Big changes are coming to workplace pensions — and they could work in your favour. Here are the top three things to know about the proposed reforms in the current Pension Schemes Bill.
1. Bigger pension schemes = economies of scale
The Government suggests that by 2035 pension providers should reach a minimum size of £25 billion or more in assets, leading to fewer, larger schemes. Bigger schemes can achieve real economies of scale, have greater bargaining power and offer access to better investments deals, which could deliver better outcomes for your employees. Providers falling below the £25 billion threshold may need to join with others or, in some cases, leave the market altogether. There are reports that some providers are already exploring potential sales – a sign of the shifting landscape.
Nest already manages over £50 billion for 13 million members and is trusted by over 500,000 employers and thousands of businesses like yours.
2. Helping your team get more from their pension
From 2028 a new “value for money” framework should make it easier for you to compare pension providers and choose the one that gives your employees the best outcomes. Nest’s scale means your team gets access to investment opportunities usually reserved for large investors at no additional cost to you.
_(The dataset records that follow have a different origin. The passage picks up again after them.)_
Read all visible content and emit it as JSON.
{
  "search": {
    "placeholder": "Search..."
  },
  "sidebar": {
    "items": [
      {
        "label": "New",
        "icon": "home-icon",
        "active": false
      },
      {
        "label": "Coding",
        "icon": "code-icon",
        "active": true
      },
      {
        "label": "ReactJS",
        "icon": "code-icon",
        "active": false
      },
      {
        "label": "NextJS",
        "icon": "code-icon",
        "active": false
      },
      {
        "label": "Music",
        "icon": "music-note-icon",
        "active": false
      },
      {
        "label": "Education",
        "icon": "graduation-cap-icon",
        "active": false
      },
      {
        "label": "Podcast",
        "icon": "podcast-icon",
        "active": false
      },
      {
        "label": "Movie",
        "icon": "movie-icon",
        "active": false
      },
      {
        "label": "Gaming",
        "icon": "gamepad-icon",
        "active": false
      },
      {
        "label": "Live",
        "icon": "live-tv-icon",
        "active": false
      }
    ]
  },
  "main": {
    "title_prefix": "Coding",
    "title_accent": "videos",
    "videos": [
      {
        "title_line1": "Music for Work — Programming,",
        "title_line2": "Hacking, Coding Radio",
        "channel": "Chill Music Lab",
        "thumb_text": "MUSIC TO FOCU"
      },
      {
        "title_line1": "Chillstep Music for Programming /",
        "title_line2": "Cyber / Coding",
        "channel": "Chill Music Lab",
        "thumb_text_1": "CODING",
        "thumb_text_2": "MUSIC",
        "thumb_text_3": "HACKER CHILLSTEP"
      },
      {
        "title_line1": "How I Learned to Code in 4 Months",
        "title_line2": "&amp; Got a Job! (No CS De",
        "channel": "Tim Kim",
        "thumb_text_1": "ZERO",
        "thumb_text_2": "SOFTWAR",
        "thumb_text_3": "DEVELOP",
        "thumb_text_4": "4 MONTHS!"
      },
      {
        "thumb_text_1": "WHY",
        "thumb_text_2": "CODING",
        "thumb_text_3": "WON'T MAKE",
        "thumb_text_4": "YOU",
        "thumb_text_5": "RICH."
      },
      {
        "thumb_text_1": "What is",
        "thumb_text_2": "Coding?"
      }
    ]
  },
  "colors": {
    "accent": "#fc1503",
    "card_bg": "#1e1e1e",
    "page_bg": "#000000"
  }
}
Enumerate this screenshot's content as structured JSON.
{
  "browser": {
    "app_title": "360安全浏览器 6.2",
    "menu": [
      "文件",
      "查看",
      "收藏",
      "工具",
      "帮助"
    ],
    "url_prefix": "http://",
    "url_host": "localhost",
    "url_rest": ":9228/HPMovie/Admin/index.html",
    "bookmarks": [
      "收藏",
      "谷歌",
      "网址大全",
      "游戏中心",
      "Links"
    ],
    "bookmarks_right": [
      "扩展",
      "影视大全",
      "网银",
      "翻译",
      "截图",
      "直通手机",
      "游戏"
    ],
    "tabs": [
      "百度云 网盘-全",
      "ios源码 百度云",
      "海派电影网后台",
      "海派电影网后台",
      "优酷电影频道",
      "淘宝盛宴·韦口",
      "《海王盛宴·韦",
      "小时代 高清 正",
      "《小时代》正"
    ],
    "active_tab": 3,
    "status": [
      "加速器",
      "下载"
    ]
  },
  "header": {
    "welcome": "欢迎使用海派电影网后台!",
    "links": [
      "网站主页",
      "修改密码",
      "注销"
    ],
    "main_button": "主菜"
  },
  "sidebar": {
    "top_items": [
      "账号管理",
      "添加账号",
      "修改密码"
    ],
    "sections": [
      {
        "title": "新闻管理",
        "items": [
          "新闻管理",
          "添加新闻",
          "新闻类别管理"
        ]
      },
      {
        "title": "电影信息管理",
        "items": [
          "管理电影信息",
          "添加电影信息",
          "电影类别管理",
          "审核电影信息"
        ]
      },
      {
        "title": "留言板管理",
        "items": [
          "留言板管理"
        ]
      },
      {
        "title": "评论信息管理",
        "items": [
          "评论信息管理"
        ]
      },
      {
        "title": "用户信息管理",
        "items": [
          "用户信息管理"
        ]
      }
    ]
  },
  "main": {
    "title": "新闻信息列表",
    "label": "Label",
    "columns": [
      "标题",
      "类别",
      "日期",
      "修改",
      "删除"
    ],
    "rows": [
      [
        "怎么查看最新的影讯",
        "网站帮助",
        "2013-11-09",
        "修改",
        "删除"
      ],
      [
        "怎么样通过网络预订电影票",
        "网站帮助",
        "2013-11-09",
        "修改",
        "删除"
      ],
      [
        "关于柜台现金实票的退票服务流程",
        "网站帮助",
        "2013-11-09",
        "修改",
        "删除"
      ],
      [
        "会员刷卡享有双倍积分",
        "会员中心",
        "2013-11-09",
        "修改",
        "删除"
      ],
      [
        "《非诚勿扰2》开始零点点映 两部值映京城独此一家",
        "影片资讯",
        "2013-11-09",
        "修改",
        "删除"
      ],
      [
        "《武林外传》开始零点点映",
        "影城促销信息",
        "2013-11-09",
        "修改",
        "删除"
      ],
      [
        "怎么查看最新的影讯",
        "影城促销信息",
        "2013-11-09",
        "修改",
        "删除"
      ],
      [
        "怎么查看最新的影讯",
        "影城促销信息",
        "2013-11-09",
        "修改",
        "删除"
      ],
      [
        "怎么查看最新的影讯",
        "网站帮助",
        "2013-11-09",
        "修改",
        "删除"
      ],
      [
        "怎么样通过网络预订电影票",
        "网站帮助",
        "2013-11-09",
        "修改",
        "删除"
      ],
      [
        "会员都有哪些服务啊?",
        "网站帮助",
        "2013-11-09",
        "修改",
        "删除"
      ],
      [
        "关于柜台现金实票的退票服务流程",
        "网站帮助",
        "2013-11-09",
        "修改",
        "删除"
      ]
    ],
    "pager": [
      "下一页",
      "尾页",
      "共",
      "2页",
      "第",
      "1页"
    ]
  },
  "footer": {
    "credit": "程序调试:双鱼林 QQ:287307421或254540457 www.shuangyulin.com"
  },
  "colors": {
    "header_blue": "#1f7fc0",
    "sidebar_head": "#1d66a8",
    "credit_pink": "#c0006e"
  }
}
3. Your pension contributions could help power the UK economy
The proposed reforms encourage pension funds to invest more in UK infrastructure, housing, and growing businesses — helping to build a stronger economy. Nest is already putting your team’s money to hard work around the country and in local communities. For example, we invested £200 million in Hornsea One, the offshore wind farm off the Yorkshire coast that powers over 1 million homes.